Медленно поворачиваю голову и, к своему удивлению, вижу рядом Франтишку. Она безмятежно смотрит в сторону леса и погоста, на губах все та же улыбка смущенной маленькой девочки. Одной рукой она поглаживает себя по шее и стриженому затылку и блаженно щурится. Меня передергивает.

– Возьми меня с собой, а? Возьми… Мы бы плясали меж деревьев у зеленого костра…

Что она несет? Почему говорит именно эти слова? Нет, остановись, Магда. Не слушай слов чужого безумия. Безумие передается через разговоры, ты опять забыла?

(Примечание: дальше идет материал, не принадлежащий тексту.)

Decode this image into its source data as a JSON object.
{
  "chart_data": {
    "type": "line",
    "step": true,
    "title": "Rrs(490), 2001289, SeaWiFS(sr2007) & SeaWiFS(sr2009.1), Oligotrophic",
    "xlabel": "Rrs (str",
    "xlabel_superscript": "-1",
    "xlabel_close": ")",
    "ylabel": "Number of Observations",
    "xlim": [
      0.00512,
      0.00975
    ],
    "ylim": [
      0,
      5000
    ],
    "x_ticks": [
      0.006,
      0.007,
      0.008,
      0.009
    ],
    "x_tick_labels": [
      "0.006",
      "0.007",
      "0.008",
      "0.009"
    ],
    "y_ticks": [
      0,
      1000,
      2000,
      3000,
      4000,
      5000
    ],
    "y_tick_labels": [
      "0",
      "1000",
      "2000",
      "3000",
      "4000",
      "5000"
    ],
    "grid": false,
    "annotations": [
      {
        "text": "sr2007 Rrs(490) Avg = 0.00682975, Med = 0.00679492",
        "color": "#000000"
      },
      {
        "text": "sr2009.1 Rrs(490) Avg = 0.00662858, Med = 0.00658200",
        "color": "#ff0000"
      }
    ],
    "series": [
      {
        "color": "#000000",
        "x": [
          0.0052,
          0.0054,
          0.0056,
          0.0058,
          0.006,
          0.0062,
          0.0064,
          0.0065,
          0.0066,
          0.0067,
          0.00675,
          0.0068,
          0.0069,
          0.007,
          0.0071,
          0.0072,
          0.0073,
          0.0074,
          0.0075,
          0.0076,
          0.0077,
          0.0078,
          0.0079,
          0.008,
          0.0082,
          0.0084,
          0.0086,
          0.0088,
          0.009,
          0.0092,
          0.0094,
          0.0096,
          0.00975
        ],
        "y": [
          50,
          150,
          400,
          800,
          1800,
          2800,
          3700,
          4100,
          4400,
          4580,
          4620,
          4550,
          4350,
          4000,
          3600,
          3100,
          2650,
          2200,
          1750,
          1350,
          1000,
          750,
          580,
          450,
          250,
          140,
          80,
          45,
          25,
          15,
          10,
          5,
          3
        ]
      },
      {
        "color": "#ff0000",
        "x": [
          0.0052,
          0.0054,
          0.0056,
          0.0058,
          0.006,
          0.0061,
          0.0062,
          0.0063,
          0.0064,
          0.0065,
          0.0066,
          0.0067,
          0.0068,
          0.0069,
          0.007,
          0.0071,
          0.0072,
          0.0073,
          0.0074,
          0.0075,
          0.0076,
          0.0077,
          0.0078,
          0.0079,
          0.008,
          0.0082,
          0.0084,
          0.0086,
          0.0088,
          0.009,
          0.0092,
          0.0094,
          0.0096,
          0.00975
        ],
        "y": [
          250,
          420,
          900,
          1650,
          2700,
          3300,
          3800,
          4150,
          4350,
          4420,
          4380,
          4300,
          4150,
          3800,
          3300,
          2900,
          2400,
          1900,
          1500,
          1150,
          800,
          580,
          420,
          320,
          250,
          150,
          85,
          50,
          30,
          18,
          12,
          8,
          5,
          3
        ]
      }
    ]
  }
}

– Я думала, ты можешь только мычать и визжать, – все же огрызаюсь я. – При чем тут деревья?

Франтишка наваливается грудью на решетку, будто хочет пройти сквозь нее.

– Я могу петь. – Она звонко хихикает, точно роняет серебряный колокольчик. – Знаю, ты тоже можешь. Когда она придет, забери меня с собой. Обещаешь? Обещай!

– Кто она? Кто придет?

Франтишка изумленно задирает густые темные брови:

– Ты не знаешь? Придет та, кого ты ждешь. – Она заговорщически склоняется к моему уху и горячо шепчет: – Ведь-ма.

Перед глазами падает белая пелена. Я заношу руку для удара, и тут…

– Вот вы где, Магдалена. – Пан Пеньковский легонько сжимает мое плечо. – Пойдемте со мной, пока у нас есть время до процедур. Нам с вами нужно переговорить.

В тихом кабинете я наконец прихожу в себя, хоть мои зубы все еще лязгают о золоченый край фарфоровой чашечки.

– Что такого сказала вам бедная девушка?

Моя голова работает с бешеной скоростью. Пан Пеньковский считает меня нормальной и только поэтому хочет мне помочь. Но как изменится его мнение, если я признаюсь, что кто‑то преследует меня прямо здесь, в этой больнице? Кто‑то подложил записку, кто‑то подбросил мне проклятую красную нить в суп, кто‑то нашептывает лунатичке Франтишке о моем прошлом. Кто‑то пытается запугать меня до смерти. До этого я рассказывала все откровенно, пыталась завоевать доверие доктора. Но если я проболтаюсь об этом… Даже в моей голове это звучит как паранойя, как бред!